Babel et la crainte de la dispersion de l'humanité
Une première interprétation voudrait que le sens de cette histoire soit le fait de la jalousie de Dieu. L’éternel s’inquiéterait de cette tentative des peuples de s’unir en parlant une même langue afin de lui contester son monopole. Pour faire échec à cette tentative, Dieu confond leur langage pour qu’ils ne s’entendent plus les uns avec les autres càd il met fin à une entreprise commune en les éloignant, en les dispersant, en créant plusieurs langues.
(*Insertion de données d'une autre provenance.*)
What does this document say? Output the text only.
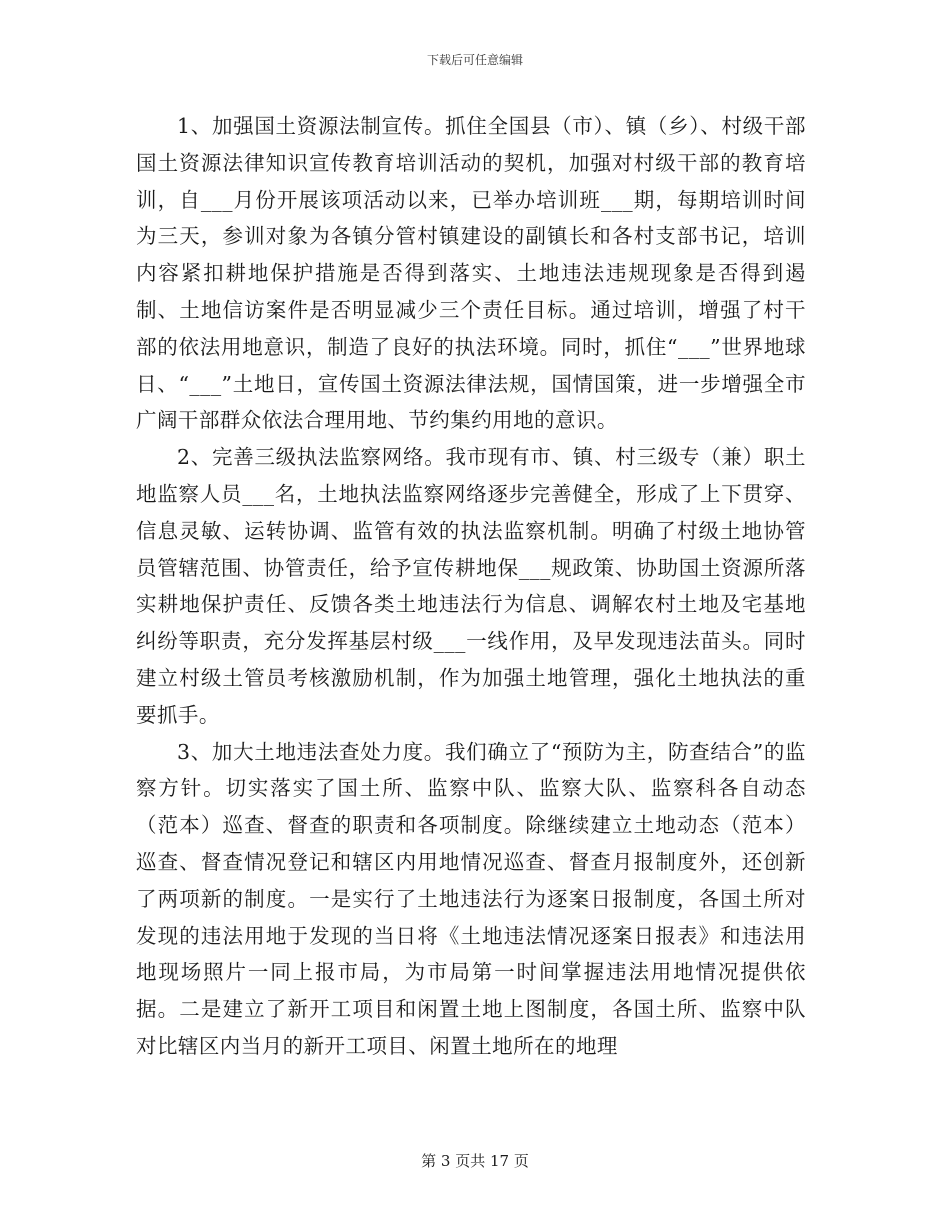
下载后可任意编辑

1、加强国土资源法制宣传。抓住全国县（市）、镇（乡）、村级干部国土资源法律知识宣传教育培训活动的契机，加强对村级干部的教育培训，自___月份开展该项活动以来，已举办培训班___期，每期培训时间为三天，参训对象为各镇分管村镇建设的副镇长和各村支部书记，培训内容紧扣耕地保护措施是否得到落实、土地违法违规现象是否得到遏制、土地信访案件是否明显减少三个责任目标。通过培训，增强了村干部的依法用地意识，制造了良好的执法环境。同时，抓住“___”世界地球日、“___”土地日，宣传国土资源法律法规，国情国策，进一步增强全市广阔干部群众依法合理用地、节约集约用地的意识。

2、完善三级执法监察网络。我市现有市、镇、村三级专（兼）职土地监察人员___名，土地执法监察网络逐步完善健全，形成了上下贯穿、信息灵敏、运转协调、监管有效的执法监察机制。明确了村级土地协管员管辖范围、协管责任，给予宣传耕地保___规政策、协助国土资源所落实耕地保护责任、反馈各类土地违法行为信息、调解农村土地及宅基地纠纷等职责，充分发挥基层村级___一线作用，及早发现违法苗头。同时建立村级土管员考核激励机制，作为加强土地管理，强化土地执法的重要抓手。

3、加大土地违法查处力度。我们确立了“预防为主，防查结合”的监察方针。切实落实了国土所、监察中队、监察大队、监察科各自动态（范本）巡查、督查的职责和各项制度。除继续建立土地动态（范本）巡查、督查情况登记和辖区内用地情况巡查、督查月报制度外，还创新了两项新的制度。一是实行了土地违法行为逐案日报制度，各国土所对发现的违法用地于发现的当日将《土地违法情况逐案日报表》和违法用地现场照片一同上报市局，为市局第一时间掌握违法用地情况提供依据。二是建立了新开工项目和闲置土地上图制度，各国土所、监察中队对比辖区内当月的新开工项目、闲置土地所在的地理

第 3 页共 17 页
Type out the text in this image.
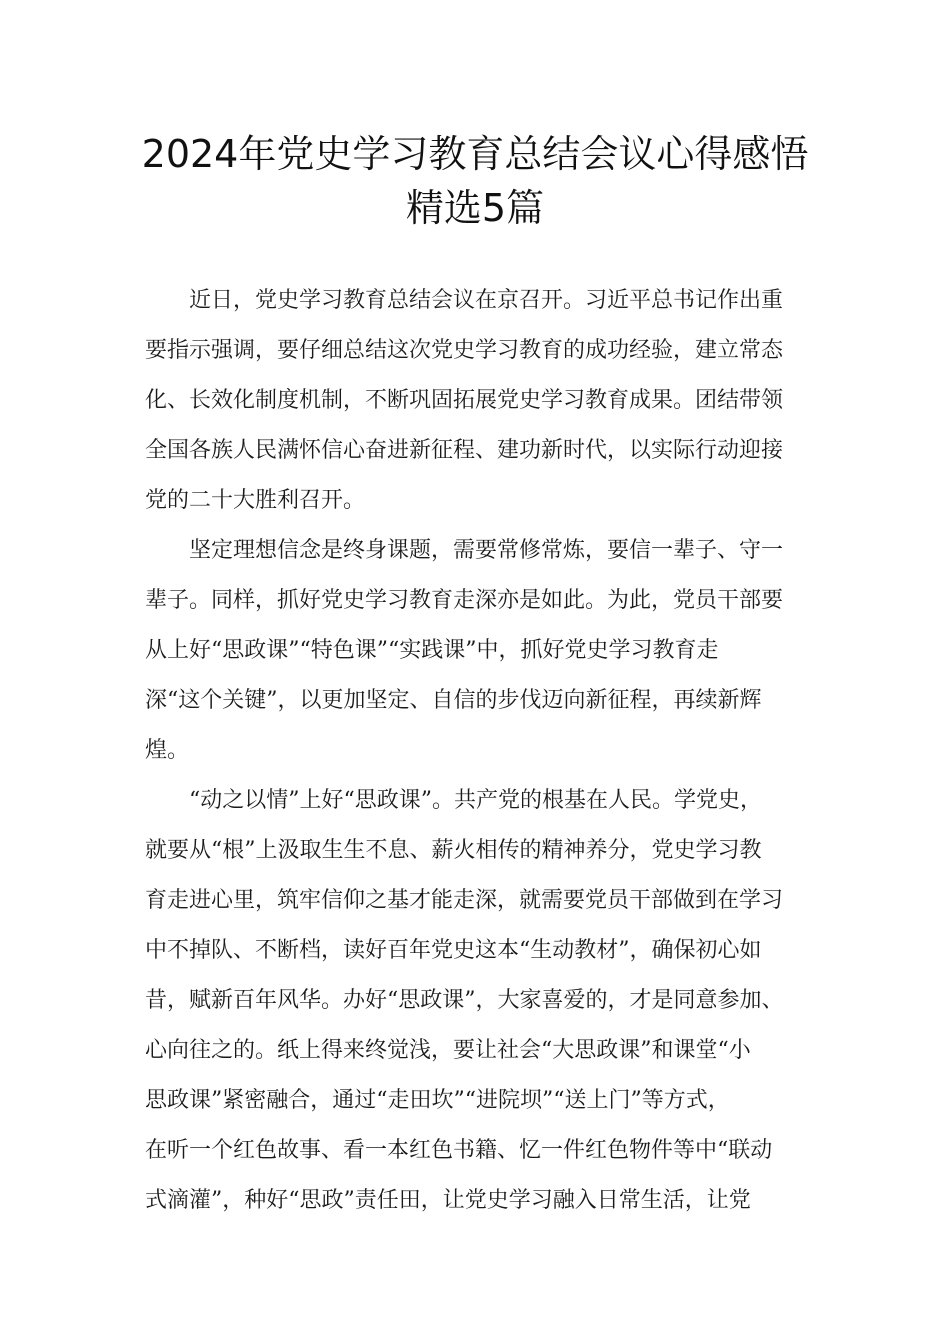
2024年党史学习教育总结会议心得感悟
精选5篇

　　近日，党史学习教育总结会议在京召开。习近平总书记作出重
要指示强调，要仔细总结这次党史学习教育的成功经验，建立常态
化、长效化制度机制，不断巩固拓展党史学习教育成果。团结带领
全国各族人民满怀信心奋进新征程、建功新时代，以实际行动迎接
党的二十大胜利召开。

　　坚定理想信念是终身课题，需要常修常炼，要信一辈子、守一
辈子。同样，抓好党史学习教育走深亦是如此。为此，党员干部要
从上好“思政课”“特色课”“实践课”中，抓好党史学习教育走
深“这个关键”，以更加坚定、自信的步伐迈向新征程，再续新辉
煌。

　　“动之以情”上好“思政课”。共产党的根基在人民。学党史，
就要从“根”上汲取生生不息、薪火相传的精神养分，党史学习教
育走进心里，筑牢信仰之基才能走深，就需要党员干部做到在学习
中不掉队、不断档，读好百年党史这本“生动教材”，确保初心如
昔，赋新百年风华。办好“思政课”，大家喜爱的，才是同意参加、
心向往之的。纸上得来终觉浅，要让社会“大思政课”和课堂“小
思政课”紧密融合，通过“走田坎”“进院坝”“送上门”等方式，
在听一个红色故事、看一本红色书籍、忆一件红色物件等中“联动
式滴灌”，种好“思政”责任田，让党史学习融入日常生活，让党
Mais, cette première interprétation est correcte à condition d’accepter un point de vue prométhéen, conception selon laquelle l’homme peut tout mais les dieux sont jaloux et brisent les projets humains pour préserver le monopole de leur toute puissance. Ainsi, tous les phénomènes naturels tels que les cyclones, raz de marée et autres canicules seraient les manifestations de la volonté de Dieu. Mais l’histoire de Babel n’est pas celle de Prométhée (voir l’explication de l’œuvre de Kant, Idée d’une histoire universelle au point de vue cosmopolitique) même si l’on retrouve dans les deux mythes cette volonté humaine de dépasser les bornes de son pouvoir (voir Descartes, Discours de la méthode IV ; Pascal, Pensées, frag 379 et suivants). Le sens de Babel n’est pas celui d’une punition de Dieu. Nous retrouverons ce problème lorsque nous traiterons de la notion d’interprétation, par exemple d’une œuvre d’art, notamment à partir de la représentation de la tour de Babel par Bruegel l’Ancien.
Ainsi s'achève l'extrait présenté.